飼い主が自ら命を絶ち、居場所を失った1匹の猫 次は「絶対に幸せになるように」譲渡会に参加したが…『保護猫施設』の厳しい現状も

 尼崎市内にある保護猫施設『ふみふみ』には、約80匹の猫が保護されています。『C.O.N』とも連携を組んでいますが、多頭数の猫を保護するのは、簡単なことではありません。

(『保護猫ふみふみ』代表・西尾美香さん)
「医療費だけで、年間400万~500万円かかります。電気代とか入れて、800万円ぐらいはいくのかなと。
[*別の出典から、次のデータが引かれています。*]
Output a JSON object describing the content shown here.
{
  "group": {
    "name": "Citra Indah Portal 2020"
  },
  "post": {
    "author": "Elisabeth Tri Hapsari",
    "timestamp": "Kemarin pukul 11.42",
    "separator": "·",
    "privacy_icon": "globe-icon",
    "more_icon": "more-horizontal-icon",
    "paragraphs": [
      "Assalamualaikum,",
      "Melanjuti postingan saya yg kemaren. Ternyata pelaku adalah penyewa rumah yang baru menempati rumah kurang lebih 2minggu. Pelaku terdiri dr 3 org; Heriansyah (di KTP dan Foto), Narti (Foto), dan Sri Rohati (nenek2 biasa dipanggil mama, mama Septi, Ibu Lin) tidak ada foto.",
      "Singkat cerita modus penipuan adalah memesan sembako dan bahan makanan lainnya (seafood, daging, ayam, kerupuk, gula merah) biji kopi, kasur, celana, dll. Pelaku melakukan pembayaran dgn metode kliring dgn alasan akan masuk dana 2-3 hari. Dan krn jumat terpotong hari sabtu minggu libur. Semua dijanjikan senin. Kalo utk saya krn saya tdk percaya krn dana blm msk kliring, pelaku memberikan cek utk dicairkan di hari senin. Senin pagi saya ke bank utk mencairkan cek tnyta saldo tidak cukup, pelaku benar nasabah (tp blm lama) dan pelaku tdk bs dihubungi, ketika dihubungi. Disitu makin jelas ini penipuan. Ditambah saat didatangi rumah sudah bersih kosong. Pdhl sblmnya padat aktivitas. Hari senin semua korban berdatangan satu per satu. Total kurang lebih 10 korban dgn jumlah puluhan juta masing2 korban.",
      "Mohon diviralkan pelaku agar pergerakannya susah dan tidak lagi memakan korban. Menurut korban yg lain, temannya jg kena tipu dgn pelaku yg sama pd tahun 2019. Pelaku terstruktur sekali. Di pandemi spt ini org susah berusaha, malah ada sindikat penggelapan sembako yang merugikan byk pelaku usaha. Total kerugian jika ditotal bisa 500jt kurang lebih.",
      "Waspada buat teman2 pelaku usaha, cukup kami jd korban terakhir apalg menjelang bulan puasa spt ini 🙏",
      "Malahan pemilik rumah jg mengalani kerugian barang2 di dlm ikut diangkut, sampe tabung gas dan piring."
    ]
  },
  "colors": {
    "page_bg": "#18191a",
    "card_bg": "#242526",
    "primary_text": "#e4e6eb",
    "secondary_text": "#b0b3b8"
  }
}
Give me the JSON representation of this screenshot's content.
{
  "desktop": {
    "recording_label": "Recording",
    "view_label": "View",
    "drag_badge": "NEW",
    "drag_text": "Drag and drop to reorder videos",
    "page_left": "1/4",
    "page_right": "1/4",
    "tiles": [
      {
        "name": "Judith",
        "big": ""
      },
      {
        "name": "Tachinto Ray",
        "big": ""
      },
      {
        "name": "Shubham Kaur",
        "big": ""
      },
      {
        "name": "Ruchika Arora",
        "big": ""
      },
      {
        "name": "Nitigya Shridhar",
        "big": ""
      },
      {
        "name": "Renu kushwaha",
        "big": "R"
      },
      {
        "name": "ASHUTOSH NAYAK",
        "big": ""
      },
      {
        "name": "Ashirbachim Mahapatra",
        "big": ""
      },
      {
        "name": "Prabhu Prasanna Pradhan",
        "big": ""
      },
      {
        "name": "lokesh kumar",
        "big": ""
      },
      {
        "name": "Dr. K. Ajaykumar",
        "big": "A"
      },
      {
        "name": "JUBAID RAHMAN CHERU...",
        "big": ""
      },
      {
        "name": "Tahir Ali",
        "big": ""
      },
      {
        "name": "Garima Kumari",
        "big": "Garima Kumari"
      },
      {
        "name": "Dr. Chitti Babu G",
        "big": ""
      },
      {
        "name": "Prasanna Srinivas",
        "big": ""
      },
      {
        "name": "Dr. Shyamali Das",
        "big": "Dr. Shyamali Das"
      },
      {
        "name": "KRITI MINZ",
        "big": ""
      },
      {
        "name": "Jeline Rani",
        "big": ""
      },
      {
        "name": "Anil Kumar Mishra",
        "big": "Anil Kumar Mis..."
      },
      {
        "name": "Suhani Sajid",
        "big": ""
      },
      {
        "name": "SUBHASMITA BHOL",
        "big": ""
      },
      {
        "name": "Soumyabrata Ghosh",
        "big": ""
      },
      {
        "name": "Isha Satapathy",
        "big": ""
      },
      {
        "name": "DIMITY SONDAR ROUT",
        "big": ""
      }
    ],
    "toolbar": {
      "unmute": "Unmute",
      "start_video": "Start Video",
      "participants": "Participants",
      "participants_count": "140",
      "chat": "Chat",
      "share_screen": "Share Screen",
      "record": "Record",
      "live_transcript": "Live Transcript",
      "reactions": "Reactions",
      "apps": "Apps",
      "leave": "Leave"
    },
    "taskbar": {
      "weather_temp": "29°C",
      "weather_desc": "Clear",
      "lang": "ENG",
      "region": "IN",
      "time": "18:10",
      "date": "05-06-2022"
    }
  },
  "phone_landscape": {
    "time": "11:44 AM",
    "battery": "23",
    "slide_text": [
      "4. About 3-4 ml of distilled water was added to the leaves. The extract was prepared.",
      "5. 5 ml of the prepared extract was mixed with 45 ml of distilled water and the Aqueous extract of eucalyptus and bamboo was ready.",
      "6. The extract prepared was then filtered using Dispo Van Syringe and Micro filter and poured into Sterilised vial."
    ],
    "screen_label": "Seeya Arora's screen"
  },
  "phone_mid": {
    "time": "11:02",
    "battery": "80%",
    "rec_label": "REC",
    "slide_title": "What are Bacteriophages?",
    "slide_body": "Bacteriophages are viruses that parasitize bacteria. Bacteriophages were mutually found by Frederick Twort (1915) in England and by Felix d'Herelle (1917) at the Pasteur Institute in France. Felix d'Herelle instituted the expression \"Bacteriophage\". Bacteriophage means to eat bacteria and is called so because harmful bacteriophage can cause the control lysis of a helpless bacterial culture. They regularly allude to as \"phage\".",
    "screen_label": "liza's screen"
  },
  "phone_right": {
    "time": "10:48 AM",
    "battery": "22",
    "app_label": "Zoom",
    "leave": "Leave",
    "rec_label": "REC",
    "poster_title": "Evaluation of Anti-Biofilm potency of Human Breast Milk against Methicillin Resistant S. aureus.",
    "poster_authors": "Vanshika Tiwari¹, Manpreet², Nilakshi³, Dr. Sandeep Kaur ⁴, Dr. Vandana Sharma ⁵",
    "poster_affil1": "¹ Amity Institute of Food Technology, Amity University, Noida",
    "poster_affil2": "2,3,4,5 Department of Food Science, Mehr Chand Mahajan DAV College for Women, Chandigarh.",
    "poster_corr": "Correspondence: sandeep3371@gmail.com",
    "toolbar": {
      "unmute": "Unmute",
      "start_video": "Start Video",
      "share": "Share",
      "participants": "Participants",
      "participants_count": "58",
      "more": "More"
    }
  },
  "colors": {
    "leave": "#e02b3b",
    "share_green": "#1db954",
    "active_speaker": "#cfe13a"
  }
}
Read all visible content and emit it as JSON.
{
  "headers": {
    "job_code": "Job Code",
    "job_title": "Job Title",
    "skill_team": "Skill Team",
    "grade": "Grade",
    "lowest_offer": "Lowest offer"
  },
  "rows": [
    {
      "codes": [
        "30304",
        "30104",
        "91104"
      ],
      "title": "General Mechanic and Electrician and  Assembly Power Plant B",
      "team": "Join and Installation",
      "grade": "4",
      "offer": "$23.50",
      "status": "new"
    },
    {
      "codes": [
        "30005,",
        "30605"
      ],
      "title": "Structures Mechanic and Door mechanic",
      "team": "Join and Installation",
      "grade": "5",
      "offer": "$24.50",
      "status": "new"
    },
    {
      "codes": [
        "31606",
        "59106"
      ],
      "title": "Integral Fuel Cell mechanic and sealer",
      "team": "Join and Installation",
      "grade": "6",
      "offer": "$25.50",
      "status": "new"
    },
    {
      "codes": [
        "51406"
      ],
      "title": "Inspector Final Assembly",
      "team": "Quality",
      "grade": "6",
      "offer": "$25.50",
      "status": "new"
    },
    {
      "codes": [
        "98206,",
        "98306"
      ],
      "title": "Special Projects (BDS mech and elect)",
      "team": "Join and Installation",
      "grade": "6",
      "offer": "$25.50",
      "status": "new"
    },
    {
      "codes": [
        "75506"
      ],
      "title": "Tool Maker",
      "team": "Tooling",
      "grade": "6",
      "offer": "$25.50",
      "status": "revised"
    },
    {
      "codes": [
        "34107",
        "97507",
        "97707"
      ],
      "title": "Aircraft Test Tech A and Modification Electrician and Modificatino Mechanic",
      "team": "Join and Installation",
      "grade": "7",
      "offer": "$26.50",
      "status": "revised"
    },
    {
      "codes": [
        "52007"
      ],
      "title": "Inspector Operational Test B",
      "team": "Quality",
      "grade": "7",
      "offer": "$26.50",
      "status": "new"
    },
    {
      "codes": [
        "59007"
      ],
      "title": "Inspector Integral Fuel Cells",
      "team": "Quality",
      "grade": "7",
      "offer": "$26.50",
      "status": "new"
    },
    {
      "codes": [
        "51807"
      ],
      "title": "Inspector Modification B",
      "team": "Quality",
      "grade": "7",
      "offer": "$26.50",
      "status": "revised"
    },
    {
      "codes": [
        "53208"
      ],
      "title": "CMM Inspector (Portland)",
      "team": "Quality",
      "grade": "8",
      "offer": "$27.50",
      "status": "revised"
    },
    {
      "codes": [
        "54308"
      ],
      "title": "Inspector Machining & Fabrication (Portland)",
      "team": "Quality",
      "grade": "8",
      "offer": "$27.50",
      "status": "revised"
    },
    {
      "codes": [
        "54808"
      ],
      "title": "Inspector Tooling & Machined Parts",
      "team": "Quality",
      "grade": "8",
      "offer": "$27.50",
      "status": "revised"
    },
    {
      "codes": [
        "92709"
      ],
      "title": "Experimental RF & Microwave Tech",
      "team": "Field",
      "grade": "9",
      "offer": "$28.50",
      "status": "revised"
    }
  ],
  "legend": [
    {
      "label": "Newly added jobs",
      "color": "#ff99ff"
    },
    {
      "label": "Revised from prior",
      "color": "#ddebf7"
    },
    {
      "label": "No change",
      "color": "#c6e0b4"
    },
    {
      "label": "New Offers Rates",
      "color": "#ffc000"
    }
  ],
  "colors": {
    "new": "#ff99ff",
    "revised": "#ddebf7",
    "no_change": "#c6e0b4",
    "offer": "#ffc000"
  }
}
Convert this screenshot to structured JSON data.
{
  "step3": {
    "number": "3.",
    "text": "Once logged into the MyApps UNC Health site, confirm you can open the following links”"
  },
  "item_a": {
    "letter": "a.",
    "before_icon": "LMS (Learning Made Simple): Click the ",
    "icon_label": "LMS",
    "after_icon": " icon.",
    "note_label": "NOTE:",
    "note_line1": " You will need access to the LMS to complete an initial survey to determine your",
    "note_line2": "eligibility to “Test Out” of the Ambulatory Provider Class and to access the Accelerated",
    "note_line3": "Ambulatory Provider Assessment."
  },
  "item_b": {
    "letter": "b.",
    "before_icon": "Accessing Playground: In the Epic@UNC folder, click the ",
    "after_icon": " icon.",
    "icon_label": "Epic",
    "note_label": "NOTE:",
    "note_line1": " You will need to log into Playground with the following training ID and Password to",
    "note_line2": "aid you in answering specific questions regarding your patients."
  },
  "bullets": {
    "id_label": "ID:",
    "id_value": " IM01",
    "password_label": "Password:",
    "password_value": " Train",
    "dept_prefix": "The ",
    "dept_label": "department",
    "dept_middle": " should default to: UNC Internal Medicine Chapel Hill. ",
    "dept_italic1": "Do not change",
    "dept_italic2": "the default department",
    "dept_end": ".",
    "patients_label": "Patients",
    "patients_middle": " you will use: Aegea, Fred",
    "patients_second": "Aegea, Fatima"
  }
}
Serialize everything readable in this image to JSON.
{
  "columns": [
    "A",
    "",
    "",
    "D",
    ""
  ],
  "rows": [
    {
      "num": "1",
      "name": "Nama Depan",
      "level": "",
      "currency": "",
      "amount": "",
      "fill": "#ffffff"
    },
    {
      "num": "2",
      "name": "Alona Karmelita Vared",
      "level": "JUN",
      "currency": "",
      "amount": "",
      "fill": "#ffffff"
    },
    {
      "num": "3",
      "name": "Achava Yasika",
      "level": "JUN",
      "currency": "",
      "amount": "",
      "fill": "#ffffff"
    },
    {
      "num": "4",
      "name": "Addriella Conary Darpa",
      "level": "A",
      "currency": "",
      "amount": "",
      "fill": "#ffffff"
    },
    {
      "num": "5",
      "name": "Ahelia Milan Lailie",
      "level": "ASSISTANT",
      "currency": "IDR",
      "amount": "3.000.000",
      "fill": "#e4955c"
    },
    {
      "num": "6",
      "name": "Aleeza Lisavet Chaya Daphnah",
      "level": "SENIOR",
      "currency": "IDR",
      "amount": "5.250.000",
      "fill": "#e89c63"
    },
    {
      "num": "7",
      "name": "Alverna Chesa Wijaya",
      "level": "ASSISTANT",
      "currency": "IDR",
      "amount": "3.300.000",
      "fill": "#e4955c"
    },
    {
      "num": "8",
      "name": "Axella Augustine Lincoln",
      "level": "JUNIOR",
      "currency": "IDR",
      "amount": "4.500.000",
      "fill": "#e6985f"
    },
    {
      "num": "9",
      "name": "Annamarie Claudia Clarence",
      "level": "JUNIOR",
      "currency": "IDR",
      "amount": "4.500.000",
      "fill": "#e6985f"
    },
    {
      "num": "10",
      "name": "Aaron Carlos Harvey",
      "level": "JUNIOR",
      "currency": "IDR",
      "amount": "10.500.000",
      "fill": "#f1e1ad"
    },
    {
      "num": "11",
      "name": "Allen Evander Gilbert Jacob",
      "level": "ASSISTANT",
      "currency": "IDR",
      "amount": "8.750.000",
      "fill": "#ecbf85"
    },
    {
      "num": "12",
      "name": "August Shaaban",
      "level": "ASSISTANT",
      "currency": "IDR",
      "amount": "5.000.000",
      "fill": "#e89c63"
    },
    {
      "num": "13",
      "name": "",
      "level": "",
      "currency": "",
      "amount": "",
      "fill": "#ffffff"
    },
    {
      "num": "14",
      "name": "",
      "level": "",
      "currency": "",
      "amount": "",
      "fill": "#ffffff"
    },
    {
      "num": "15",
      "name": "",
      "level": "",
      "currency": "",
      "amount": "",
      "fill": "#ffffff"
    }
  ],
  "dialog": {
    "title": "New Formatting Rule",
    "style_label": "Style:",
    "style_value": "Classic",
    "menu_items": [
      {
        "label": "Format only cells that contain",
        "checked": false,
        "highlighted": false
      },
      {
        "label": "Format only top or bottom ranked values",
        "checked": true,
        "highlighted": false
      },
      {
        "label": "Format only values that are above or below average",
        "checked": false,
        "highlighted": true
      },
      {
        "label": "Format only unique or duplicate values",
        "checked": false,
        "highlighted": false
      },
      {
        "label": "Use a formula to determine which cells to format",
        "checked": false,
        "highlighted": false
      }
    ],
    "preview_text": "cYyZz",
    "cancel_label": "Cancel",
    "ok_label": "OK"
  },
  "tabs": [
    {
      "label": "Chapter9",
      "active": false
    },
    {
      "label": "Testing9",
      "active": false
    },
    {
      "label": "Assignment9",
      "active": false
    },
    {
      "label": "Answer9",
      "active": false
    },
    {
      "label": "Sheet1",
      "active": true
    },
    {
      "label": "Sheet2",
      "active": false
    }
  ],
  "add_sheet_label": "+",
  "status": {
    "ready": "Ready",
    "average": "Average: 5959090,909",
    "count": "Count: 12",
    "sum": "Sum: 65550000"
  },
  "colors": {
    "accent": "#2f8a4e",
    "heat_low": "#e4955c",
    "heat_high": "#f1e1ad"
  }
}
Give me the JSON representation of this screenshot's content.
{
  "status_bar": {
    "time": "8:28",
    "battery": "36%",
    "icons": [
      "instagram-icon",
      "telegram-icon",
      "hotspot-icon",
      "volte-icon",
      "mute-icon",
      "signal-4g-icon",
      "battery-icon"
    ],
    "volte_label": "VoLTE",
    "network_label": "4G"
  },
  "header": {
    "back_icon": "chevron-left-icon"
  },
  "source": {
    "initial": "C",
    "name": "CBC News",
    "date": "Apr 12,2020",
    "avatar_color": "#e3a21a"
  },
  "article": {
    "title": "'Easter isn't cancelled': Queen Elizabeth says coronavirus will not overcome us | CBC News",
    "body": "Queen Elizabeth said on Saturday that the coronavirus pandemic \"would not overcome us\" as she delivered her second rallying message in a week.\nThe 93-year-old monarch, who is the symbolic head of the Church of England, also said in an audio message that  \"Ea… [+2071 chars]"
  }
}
里親さんの寄付とか皆様の寄付とかで、何とか…」

 もともと西尾さんは会社員として働いていましたが、年間200件以上の相談を受け、活動に専念するため会社を辞めました。今は貯金を切り崩し、バイトをしながら保護施設を運営しています。

 コロナ禍もあり、飼い主のさまざまな事情によって、行き場を失う猫は増えているといいます。

(西尾さん)
「この子の飼い主だった方は、自ら命を絶ってしまいました。うちには、不動産会社のほうからご連絡があって、保護に行きました。玄関に入って、まず1枚の紙がありました。そこには、『猫がいます。だから、ドアはすぐに閉めてください』『2人がかりで、ネットで捕まえてください』ということが書かれていました。今から亡くなろうとしている方が、もっと恨みつらみってあったと思うんですけど、そのことだけが書かれていて…」

 飼い主が亡くなり、2022年11月に保護された11歳の猫。施設では愛美(あいみ)と名付け、譲渡会に参加して、里親を探すことに決めました。

(西尾さん)
「この子を次に渡すときには、絶対に幸せになるようにしてほしいし、飼育放棄が絶対にないように見つけるつもりです。新しい家族のもとで最後まで…それをきっと飼い主の方も望んでいたと思います」

 譲渡会の当日。会場には、尼崎市・伊丹市・宝塚市にある4つの保護団体から、26匹の猫が参加しました。そこには、愛美ちゃんの姿も。

(愛美の保護に同行・竹下雅子さん)
「薄暗い部屋で、半月間いました。一人ぼっちで」
(譲渡会に参加した家族)
「前の飼い主さんは、自殺されたんですか?」
(竹下さん)
「はい。最期の手紙が、本当に猫のことしか書いていなくて。どうか保護してあげてください、と」
(譲渡会に参加した家族)
「そうかー…」

 愛美に興味を示す家族もいましたが、猫の11歳は人間でいうと60歳ほど。子猫に人気が集中するのも、また現実です。

(竹下さん)
「まだ愛美ちゃんにお声はかかっていないですけど、この子自身が穏やかに過ごせるというのが、最終目標なので。こういう所で、そういうふうに保護された子がいるんだよ、ということを知ってもらうだけでも良いのかなと思っています」

 高齢化や様々な事情が招く、ペットの飼育崩壊―それは、孤立を深める人々の暮らしの“今”を表しているのかもしれません。